How can I exclude intercept coefficient?
Many thanks in advance.
linear_regression::Model::getBeta() method returns the numeric table of regression coefficients in the following format:
β00, β01, ..., β0p,
βk0, βk1, ..., βkp.
Where p is the number of features in the data set; k is the number of responses (usually k = 1).
If the algorithm parameter interceptFlag = false is provided, the returned intercept coefficients β00,... , βk0 are equal to zero. But the size of the table of coefficients stays the same.
Could you please check the values of beta coefficients with interceptFlag = false and interceptFlag = true? Normally you should get two different sets of the coefficients.
Thanks Victoriya! Actually my problem is when I set interceptFlag=False, I get the same results as interceptFlag=True. I have set the flag to be false in the header file, but it didn't help. None of the intercept coefficients are zero.

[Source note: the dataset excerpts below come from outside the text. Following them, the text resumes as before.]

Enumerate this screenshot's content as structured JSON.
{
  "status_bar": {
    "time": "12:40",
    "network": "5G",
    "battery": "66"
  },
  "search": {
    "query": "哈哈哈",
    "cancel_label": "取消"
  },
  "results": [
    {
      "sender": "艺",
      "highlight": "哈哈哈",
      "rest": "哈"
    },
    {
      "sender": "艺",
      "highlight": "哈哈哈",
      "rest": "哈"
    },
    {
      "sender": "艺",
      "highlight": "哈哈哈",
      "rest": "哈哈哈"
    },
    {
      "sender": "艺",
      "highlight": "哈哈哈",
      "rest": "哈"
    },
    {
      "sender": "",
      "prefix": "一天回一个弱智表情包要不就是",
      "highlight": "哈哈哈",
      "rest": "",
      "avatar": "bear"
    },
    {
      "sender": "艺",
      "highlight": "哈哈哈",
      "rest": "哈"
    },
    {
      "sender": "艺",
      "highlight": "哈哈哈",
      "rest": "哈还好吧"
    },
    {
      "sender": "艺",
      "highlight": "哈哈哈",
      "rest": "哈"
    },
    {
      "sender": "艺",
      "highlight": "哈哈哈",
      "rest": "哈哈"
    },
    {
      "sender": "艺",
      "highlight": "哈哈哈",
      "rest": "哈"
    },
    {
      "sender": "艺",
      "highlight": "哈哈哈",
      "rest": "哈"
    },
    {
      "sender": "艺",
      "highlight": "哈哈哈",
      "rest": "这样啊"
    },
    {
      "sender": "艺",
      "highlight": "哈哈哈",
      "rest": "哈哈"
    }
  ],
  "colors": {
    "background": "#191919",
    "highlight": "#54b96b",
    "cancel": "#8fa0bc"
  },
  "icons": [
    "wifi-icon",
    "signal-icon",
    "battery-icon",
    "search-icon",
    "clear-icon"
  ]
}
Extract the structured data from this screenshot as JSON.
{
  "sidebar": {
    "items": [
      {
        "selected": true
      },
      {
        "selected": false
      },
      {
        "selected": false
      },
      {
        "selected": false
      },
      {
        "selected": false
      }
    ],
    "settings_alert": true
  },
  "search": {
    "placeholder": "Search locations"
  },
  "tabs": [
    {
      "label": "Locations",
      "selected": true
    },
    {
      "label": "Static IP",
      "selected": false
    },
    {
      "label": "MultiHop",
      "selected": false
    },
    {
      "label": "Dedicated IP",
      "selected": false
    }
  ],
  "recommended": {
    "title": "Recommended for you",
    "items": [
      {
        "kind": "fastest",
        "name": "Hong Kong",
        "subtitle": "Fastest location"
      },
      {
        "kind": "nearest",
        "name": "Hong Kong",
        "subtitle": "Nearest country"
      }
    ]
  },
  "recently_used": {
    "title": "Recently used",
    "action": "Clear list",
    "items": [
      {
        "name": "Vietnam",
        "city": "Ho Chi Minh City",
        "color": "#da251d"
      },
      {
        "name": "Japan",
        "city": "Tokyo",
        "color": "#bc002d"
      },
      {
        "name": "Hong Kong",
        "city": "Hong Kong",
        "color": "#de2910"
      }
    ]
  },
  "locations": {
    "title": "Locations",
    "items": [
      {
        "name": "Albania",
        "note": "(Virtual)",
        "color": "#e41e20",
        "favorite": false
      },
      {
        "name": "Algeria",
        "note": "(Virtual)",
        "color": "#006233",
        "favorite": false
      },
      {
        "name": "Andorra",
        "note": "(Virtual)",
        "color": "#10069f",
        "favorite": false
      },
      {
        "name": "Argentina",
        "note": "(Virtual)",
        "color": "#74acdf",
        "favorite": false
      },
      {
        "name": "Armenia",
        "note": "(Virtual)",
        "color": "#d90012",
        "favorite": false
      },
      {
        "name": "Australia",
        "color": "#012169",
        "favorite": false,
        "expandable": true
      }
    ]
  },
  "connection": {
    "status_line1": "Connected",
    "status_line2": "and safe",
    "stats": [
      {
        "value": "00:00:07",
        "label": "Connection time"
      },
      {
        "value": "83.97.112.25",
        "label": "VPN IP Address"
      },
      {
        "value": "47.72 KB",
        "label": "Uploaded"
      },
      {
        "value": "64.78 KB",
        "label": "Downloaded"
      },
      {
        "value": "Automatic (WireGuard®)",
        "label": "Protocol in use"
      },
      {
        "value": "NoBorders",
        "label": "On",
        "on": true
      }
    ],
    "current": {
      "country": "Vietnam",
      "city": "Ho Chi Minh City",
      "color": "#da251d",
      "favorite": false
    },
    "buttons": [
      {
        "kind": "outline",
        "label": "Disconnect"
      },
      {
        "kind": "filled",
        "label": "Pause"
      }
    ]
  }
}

I have compared the result with another regression algorithm. The predictions are the same, but none of the coefficients are matching.
To reproduce this behavior on our side, could you please provide the additional details:
It would be also great if you share the code that reproduces this behavior.
Unfortunately I cannot share my data. It is rather small data set, with 54 examples and 15 features in training set and 16 examples in test set. I use the 2017 version for intel 64 architecture. I used linear regression model with normal equation. I've slightly modified the linear regression header file to set intercept flag false by default.
To reproduce the issue on our side I created and ran the test case using the artificial dataset. Both are attached. The test case trains the linear regression model by means of Normal Equations method.
Using this test case I was not able to reproduce the behavior you have described with Intel DAAL 2017 Update 2 on Intel(R) Xeon(R) CPU E5-2680 running Linux* OS (I built the test using dynamic parallel 64 bit version of the library).
Can you please build the example in the same way, run it, and let us know about results you get on your side? Additional information about CPU you use would be helpful.
Meanwhile, on my side I detected another erroneous behavior of the example: the library throws an exception “Failed to solve the system of normal equations” when interceptFlag is set to false.
We will analyze and fix it in one of the next releases of the library.
At the same time, QR method for training of linear regression model runs fine including the case when interceptFlag = false. This method can be used as a workaround on your side.
Here's the details of my CPU architecture: Intel(R) Xeon(R) CPU E5-2660 v3 @ 2.60GHz.
I have tested again by adding interceptFlag=False, again. As you also mentioned, it doesn't work for the linear regression with normal equation. That's why I tried to fix it in the header file by setting to be false by default.